O debate em torno do Fundeb, independentemente do resultado final, tem sido positivo para o país. Devagar vamos derrubando alguns mitos que por muito tempo pautaram nossa visão sobre a gestão pública.
Um deles é a velha ideia de que um serviço só é público se for estatal. Só pensa assim quem confunde Estado com máquina pública e é exatamente essa confusão que estamos aprendendo a desfazer. Esse debate já avançou em muitas áreas. Ninguém entra, por exemplo, no Hospital do Subúrbio, em Salvador, gerenciado via PPP, ou no Hospital Regional de Jundiaí, gerido pelo Instituto Sírio Libanês, uma organização social, e diz: “Que absurdo, estes hospitais estão tirando recursos da saúde pública”. O mesmo acontece com orquestras, como a Osesp; com parques, como o Ibirapuera; com unidades básicas de saúde e creches conveniadas, em todo o país. Em todas essas áreas, o recurso público não é percebido como do “sistema”, seja ou não estatal. O recurso existe para atender da melhor maneira possível aos cidadãos.
Pode ser temerário desconsiderar que existem alternativas e estabelecer em lei o monopólio de um ou outro sistema
Isso nada tem a ver com esquerda x direita ou sobre a discussão em abstrato sobre o tamanho do Estado. A pergunta é bem mais simples: como tornar efetivos os direitos que enunciamos na Constituição? Esse debate agora ganhou espaço na educação básica. Todos sabemos que nossos resultados não são bons nessa área e que é perfeitamente plausível introduzir inovações. Uma dessas inovações, e nem de longe a única, é representada pelos contratos de gestão com instituições filantrópicas.
Um estudo recente, conduzido por M. Danish Shakeel e Paul E. Peterson, de Harvard, mostrou que os alunos de escolas charter, nos Estados Unidos, tiveram um ganho médio duas vezes superior ao dos alunos de escolas tradicionais, ao longo de 12 anos (2005-2017). E que “o ganho em Matemática foi de quatro vezes mais para os alunos afroamericanos da 8.ª série”. Os ganhos são pouco expressivos para alunos de classe média e no curto prazo, mas surgem com força em um prazo maior, com alunos em desvantagem. É apenas um indício, há muitos outros critérios a observar.
A simples adoção de um modelo não resolve o problema. Mas nos sugere que pode ser temerário desconsiderar que existem alternativas e estabelecer em lei o monopólio de um ou outro sistema.
O argumento que mais me toca é a possibilidade da quebra do apartheid educacional. Isso ninguém me contou. Eu vi, foi aqui no Brasil, fruto de um programa criado pelo Estado brasileiro, sobre o qual me permito um breve relato pessoal.
Durante alguns anos dirigi uma instituição universitária de excelência, ótimo Enade, mensalidade alta, alunos de famílias de maior renda. Em um certo momento chegaram os alunos do ProUni. Eram cerca de 300 estudantes, que passei a acompanhar no dia a dia.
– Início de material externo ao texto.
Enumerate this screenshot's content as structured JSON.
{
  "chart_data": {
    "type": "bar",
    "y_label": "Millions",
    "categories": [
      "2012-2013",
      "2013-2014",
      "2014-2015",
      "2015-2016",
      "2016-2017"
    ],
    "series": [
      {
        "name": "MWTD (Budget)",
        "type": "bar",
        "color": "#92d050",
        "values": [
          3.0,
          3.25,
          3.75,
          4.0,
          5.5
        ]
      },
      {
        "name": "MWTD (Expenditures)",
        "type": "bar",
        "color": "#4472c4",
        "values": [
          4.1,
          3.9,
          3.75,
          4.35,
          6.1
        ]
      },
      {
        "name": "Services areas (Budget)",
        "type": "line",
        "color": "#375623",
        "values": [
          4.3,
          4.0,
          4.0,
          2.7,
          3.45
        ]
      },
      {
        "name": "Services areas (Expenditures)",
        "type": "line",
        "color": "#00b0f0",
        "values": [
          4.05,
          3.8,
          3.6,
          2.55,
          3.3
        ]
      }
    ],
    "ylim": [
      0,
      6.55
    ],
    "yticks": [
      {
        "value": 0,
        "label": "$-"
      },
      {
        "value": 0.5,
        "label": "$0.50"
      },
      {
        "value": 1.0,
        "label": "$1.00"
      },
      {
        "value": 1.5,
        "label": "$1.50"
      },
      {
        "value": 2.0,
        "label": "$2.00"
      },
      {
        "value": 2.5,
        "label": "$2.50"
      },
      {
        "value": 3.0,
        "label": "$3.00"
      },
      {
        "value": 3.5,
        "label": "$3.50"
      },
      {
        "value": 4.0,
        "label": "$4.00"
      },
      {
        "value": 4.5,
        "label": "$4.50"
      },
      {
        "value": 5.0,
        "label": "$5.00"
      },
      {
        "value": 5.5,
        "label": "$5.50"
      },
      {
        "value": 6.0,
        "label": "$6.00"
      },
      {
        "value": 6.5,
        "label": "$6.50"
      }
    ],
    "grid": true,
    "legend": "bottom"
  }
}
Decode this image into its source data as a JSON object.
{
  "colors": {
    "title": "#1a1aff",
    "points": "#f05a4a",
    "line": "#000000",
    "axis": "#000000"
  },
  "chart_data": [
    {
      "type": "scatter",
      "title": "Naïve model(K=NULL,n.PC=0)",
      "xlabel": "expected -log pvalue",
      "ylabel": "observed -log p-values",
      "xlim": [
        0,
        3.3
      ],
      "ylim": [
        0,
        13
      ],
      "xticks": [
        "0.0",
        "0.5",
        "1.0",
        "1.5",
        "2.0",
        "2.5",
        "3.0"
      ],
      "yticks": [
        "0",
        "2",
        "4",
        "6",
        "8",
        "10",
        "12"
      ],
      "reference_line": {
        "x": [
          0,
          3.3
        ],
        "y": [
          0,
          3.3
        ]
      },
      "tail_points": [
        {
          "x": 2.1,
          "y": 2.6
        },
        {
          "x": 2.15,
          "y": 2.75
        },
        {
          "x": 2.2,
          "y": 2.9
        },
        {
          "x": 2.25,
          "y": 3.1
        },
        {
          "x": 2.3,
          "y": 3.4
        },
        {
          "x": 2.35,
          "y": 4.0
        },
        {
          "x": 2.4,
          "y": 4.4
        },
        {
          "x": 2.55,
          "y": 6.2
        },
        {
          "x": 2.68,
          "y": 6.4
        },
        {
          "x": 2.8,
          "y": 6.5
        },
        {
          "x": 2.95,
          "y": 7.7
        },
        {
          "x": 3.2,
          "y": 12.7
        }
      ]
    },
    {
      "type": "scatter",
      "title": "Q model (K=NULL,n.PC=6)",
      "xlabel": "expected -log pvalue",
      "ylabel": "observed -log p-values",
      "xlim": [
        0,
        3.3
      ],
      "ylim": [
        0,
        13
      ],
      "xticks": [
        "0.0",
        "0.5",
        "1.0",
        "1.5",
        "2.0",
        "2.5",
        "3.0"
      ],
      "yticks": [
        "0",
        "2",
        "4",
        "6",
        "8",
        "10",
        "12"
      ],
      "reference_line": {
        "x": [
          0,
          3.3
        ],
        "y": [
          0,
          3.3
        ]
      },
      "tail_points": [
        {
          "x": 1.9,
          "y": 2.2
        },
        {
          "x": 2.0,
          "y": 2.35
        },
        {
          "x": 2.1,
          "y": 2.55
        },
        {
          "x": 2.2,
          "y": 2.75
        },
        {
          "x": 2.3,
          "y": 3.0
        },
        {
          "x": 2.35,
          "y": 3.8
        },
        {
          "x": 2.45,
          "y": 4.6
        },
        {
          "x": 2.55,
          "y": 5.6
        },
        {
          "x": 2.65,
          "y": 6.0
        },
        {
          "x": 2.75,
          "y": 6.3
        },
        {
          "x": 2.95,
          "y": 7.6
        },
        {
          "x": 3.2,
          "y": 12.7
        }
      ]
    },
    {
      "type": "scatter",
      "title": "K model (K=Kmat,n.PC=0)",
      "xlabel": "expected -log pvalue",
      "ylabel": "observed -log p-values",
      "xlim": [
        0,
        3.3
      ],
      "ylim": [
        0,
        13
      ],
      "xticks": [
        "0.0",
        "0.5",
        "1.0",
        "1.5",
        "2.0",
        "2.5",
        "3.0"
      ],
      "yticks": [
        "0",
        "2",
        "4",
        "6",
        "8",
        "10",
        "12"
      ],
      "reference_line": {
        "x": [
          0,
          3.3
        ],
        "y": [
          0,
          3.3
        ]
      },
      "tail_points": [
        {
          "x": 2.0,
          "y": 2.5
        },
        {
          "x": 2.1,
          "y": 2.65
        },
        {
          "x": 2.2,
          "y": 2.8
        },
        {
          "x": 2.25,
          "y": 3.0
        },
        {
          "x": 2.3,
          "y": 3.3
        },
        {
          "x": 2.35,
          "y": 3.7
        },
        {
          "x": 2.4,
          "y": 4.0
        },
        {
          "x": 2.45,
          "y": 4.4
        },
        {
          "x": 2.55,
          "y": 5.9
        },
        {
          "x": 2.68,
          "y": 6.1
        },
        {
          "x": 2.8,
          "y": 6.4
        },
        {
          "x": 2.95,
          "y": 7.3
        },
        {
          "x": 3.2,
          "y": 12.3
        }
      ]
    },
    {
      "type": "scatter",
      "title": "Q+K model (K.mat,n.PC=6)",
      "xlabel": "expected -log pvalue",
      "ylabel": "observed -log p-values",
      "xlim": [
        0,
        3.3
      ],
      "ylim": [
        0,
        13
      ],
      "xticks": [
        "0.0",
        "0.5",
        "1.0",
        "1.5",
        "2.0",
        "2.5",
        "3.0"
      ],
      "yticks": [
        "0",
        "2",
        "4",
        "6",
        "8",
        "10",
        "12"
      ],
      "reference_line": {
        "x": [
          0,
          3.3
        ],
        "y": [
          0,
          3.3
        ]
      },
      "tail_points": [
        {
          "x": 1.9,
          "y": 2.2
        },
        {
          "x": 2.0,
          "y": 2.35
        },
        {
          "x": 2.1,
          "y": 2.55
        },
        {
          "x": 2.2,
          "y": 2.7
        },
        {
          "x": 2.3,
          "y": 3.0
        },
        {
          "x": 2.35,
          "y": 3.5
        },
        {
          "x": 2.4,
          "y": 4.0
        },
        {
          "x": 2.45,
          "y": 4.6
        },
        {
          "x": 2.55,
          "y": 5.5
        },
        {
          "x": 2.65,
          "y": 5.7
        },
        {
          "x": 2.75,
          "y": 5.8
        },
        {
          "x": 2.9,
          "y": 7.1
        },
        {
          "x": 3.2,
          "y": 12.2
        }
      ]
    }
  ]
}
É evidente que eles tinham dificuldades. Não tinham curso de inglês nem feito high school nos Estados Unidos. Vinham de longe, não usavam as melhores mochilas e havia, sim, muito preconceito. Preconceito que vinha muito mais das famílias que dos estudantes, que rapidamente aprendiam o sentido da diversidade.
O recurso público existe para atender da melhor maneira possível aos cidadãos
Lembro das conquistas, da ida dos alunos ao exterior e também das frustrações. No fundo, aquele microcosmo produzia o encontro dos Brasis que sempre teimamos em manter apartados. Confesso que vibrei, sozinho na minha sala, quando me chegou o dado de que os alunos bolsistas haviam conquistado uma nota média melhor que a dos não bolsistas. Até hoje, escrevendo essas linhas, alguma coisa mexe aqui dentro.
Alguns vão dizer que tudo isso é impossível, que é apenas um exemplo, que não tem jeito, que no ensino básico tem de separar, que há um mundo exclusivo para o andar de cima e que o resto deve ficar onde está e onde sempre esteve. Mas não concordo. Cada um pode ter a visão que quiser do Brasil. Meus respeitos, mas acho que podemos fazer bem melhor do que andamos fazendo nesses anos todos.